В 8 утра Копылов пришёл в полк, и его отправили в посёлок Александрийский на учебный сбор. Здесь старший лейтенант приходил в себя и собирал свои мысли. Одна мысль нашёптывала: набирайся духа и езжай в Чечню; другая – пропадёшь, – Подколзин на том свете знает всё; третья мысль была не мыслью даже, а голосом подполковника Брегея. Голос говорил: "мудак".
Когда солдат Пильщиков заполнил лист беседы и старший лейтенант прочёл в нём, что отец Пильщикова неоднократно бывал за границей, а именно, в городе Тольятти, Копылов стал думать и об этом непонятном событии.
Он посмотрел, в какой стране живёт сам Пильщиков, потом – в каком городе. Оказалось, что в посёлке Узлы Волгоградской области. Позже Копылов взял лист солдата Ельцина и прочёл в нём, что Ельцин по специальности является водителем гусеничного трактора.
Когда из канцелярии стал пробиваться дым и в неё зашёл замполит роты старший лейтенант Вострозуб, Копылов сидел в турецкой позе у пылающего вороха листов беседы, мычал и отчаянно отмахивался.
В клубах и обрывках пепла ему чудился разорвавшийся в клочья прапорщик Подколзин
В Ведено
На траве, расстегнув кителя под апрельским солнцем, полулежат старший лейтенант Павлёнок и майор Забуцкий.
Забуцкий, помятый и красный, говорит Павлёнку, маленькому и сердитому: – Вышел приказ: всем чернобыльцам орден Мужества. Мне Обойщиков: "Пиши наградной"… Мы с Полуэктовым. Водки. Захреначили наградной… Посылаем… Звонит Обойщиков: "Ты чё-то слабо написал. Не тянет на Мужество. Перепиши"… Я Полуэктова. Водки… Захреначили новый наградной. Посылаем… Звонит Обойщиков: "Ты чё охренел?!.. Тут как минимум на Героя, а максимум ещё награду не придумали такую. Перепиши"… Я Полуэктова, водку. Хренячим средний наградной. Отправляем… Ни ответа, ни приве…

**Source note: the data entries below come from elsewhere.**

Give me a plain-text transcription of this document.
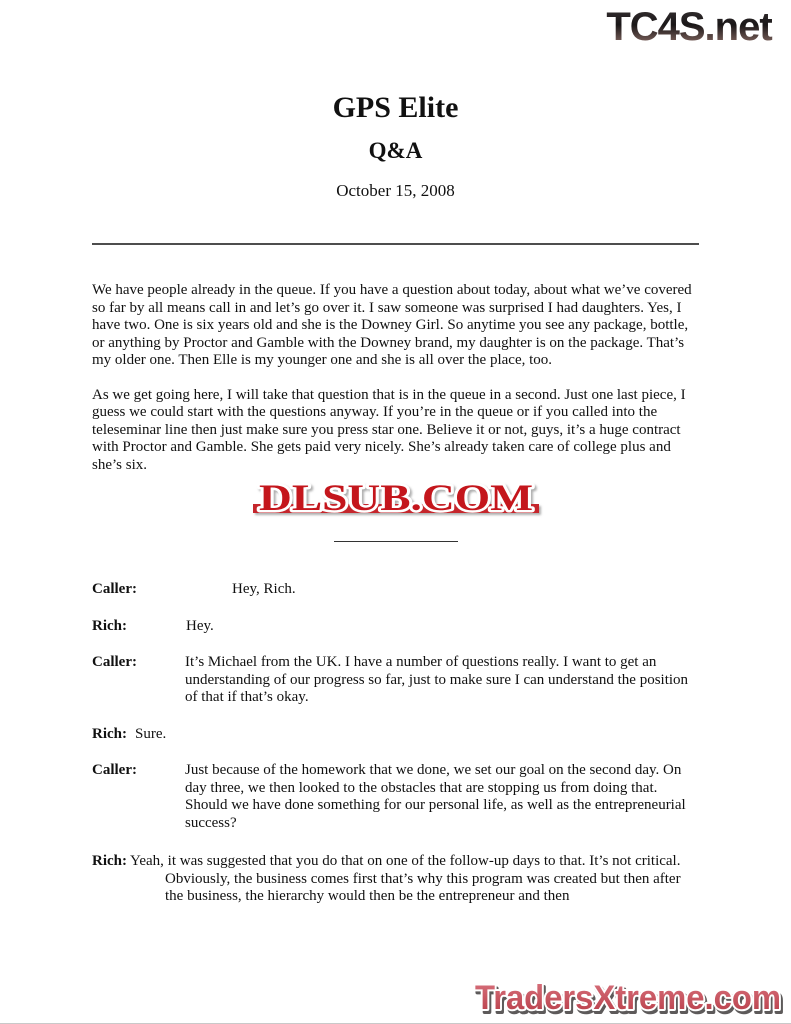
TC4S.net
GPS Elite
Q&A
October 15, 2008

We have people already in the queue. If you have a question about today, about what we’ve covered so far by all means call in and let’s go over it. I saw someone was surprised I had daughters. Yes, I have two. One is six years old and she is the Downey Girl. So anytime you see any package, bottle, or anything by Proctor and Gamble with the Downey brand, my daughter is on the package. That’s my older one. Then Elle is my younger one and she is all over the place, too.

As we get going here, I will take that question that is in the queue in a second. Just one last piece, I guess we could start with the questions anyway. If you’re in the queue or if you called into the teleseminar line then just make sure you press star one. Believe it or not, guys, it’s a huge contract with Proctor and Gamble. She gets paid very nicely. She’s already taken care of college plus and she’s six.

DLSUB.COM
Caller:	Hey, Rich.

Rich:	Hey.

Caller:	It’s Michael from the UK. I have a number of questions really. I want to get an understanding of our progress so far, just to make sure I can understand the position of that if that’s okay.

Rich: Sure.

Caller:	Just because of the homework that we done, we set our goal on the second day. On day three, we then looked to the obstacles that are stopping us from doing that. Should we have done something for our personal life, as well as the entrepreneurial success?

Rich: Yeah, it was suggested that you do that on one of the follow-up days to that. It’s not critical. Obviously, the business comes first that’s why this program was created but then after the business, the hierarchy would then be the entrepreneur and then

TradersXtreme.com
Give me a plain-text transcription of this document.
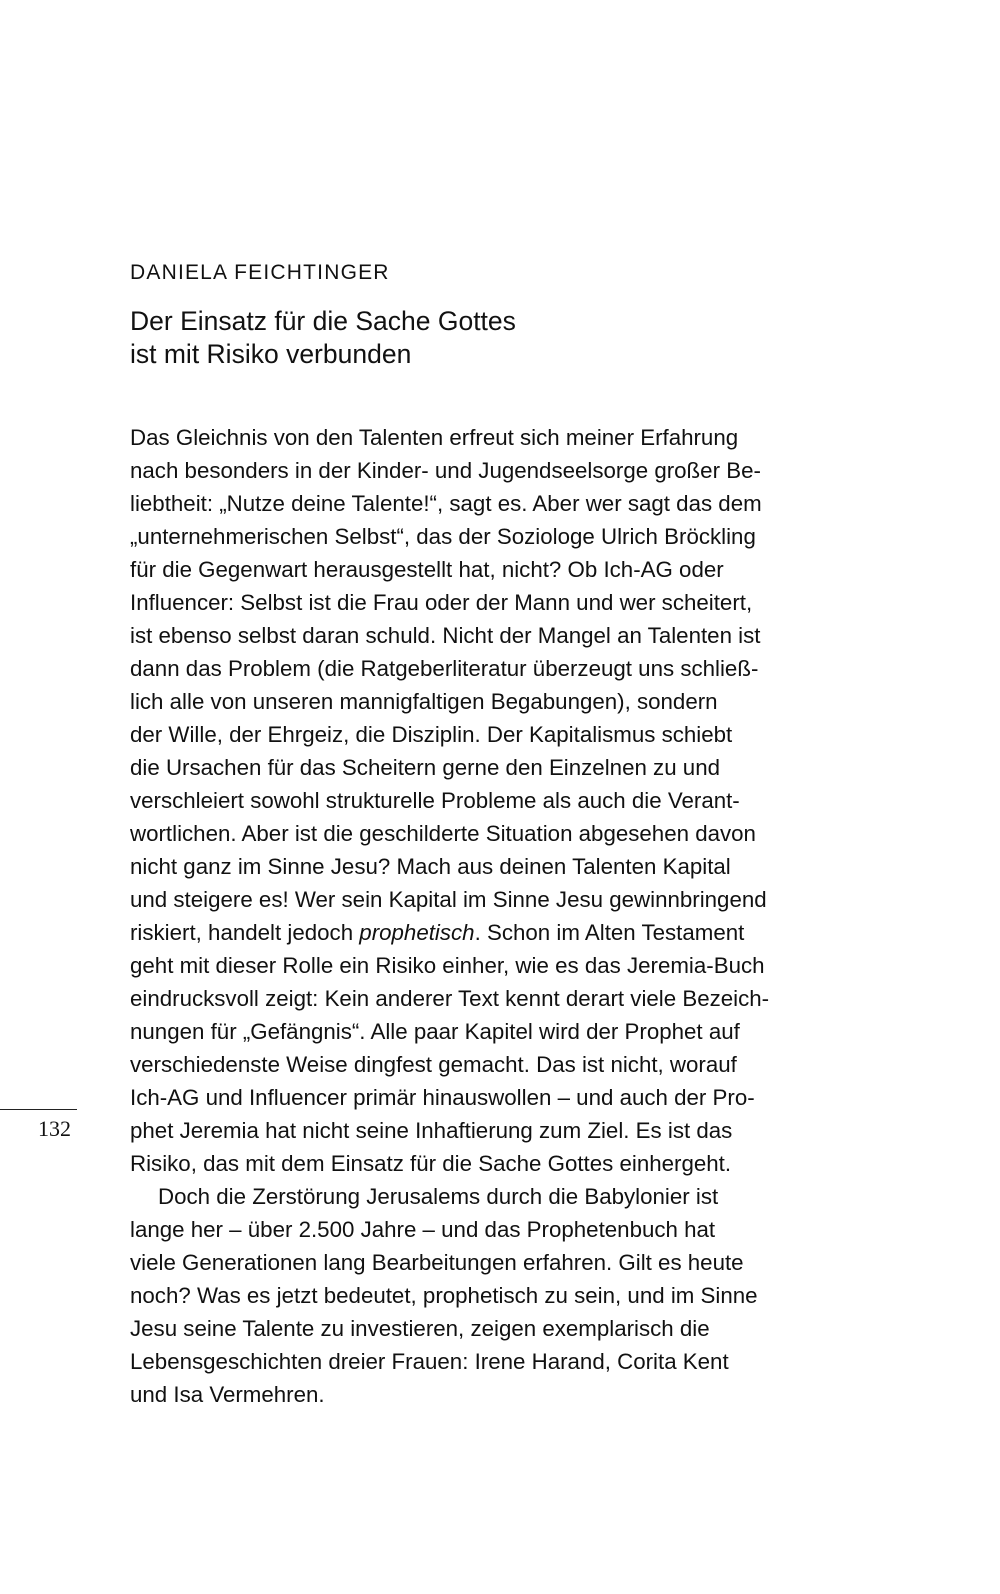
DANIELA FEICHTINGER
Der Einsatz für die Sache Gottes
ist mit Risiko verbunden
Das Gleichnis von den Talenten erfreut sich meiner Erfahrung
nach besonders in der Kinder- und Jugendseelsorge großer Be-
liebtheit: „Nutze deine Talente!“, sagt es. Aber wer sagt das dem
„unternehmerischen Selbst“, das der Soziologe Ulrich Bröckling
für die Gegenwart herausgestellt hat, nicht? Ob Ich-AG oder
Influencer: Selbst ist die Frau oder der Mann und wer scheitert,
ist ebenso selbst daran schuld. Nicht der Mangel an Talenten ist
dann das Problem (die Ratgeberliteratur überzeugt uns schließ-
lich alle von unseren mannigfaltigen Begabungen), sondern
der Wille, der Ehrgeiz, die Disziplin. Der Kapitalismus schiebt
die Ursachen für das Scheitern gerne den Einzelnen zu und
verschleiert sowohl strukturelle Probleme als auch die Verant-
wortlichen. Aber ist die geschilderte Situation abgesehen davon
nicht ganz im Sinne Jesu? Mach aus deinen Talenten Kapital
und steigere es! Wer sein Kapital im Sinne Jesu gewinnbringend
riskiert, handelt jedoch prophetisch. Schon im Alten Testament
geht mit dieser Rolle ein Risiko einher, wie es das Jeremia-Buch
eindrucksvoll zeigt: Kein anderer Text kennt derart viele Bezeich-
nungen für „Gefängnis“. Alle paar Kapitel wird der Prophet auf
verschiedenste Weise dingfest gemacht. Das ist nicht, worauf
Ich-AG und Influencer primär hinauswollen – und auch der Pro-
phet Jeremia hat nicht seine Inhaftierung zum Ziel. Es ist das
Risiko, das mit dem Einsatz für die Sache Gottes einhergeht.
Doch die Zerstörung Jerusalems durch die Babylonier ist
lange her – über 2.500 Jahre – und das Prophetenbuch hat
viele Generationen lang Bearbeitungen erfahren. Gilt es heute
noch? Was es jetzt bedeutet, prophetisch zu sein, und im Sinne
Jesu seine Talente zu investieren, zeigen exemplarisch die
Lebensgeschichten dreier Frauen: Irene Harand, Corita Kent
und Isa Vermehren.
132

– Дапиздец! – перебивает Павлёнок, – Восьмая командировка… Да!.. я в атаку не ходил… Но делал… что надо делать… задачи-бля. Хоть бы нахер "За охрану общественного порядка"…
– Да это херня…
– Нормальная медаль! – Павлёнок ёрзает на траве и дуется как карапуз, лишённый игрушки.
Два солдата в защитных майках проносят флягу с водой. Бойцы из разведроты заходят на новый круг. На их лоснящихся торсах в такт качаются новенькие жетоны. Они бегут круг за кругом как часы с маятником.
К Павлёнку и Забуцкому подходит капитан Левченко с лицом побрившегося весёлого орангутанга. (Я думаю, что Левченко умеет шевелить ушами.) Солдаты с флягой шарахаются от бегущих разведчиков, разливая воду. Павлёнок кричит: "Ты чё ахринел, боец!?" – и порывисто сдаёт карты.
Левченко улыбается сердитому виду Павлёнка. Или он улыбается от весеннего солнца и молодости… а может от всего вместе, и от известия, что сегодня не поедим – Левченко трусит ехать в батальон и рад каждому лишнему дню в Ведено. "Ни хрена не поедем сегодня", – говорит Левченко, потягиваясь за веером карт.
Я не подхожу к ним, я "пиджак", и они меня не замечают. Мне неуютно, я хочу побыстрее в батальон.
Воин
Толе Шарнирову, славному товарищу, посвящаю
Хорошо известно, что когда в армии заканчивается война, начинаются таблички. На третьем ВОПе таблички были повсюду, опережая полное окончание боевых действий в Чечне как минимум на несколько лет.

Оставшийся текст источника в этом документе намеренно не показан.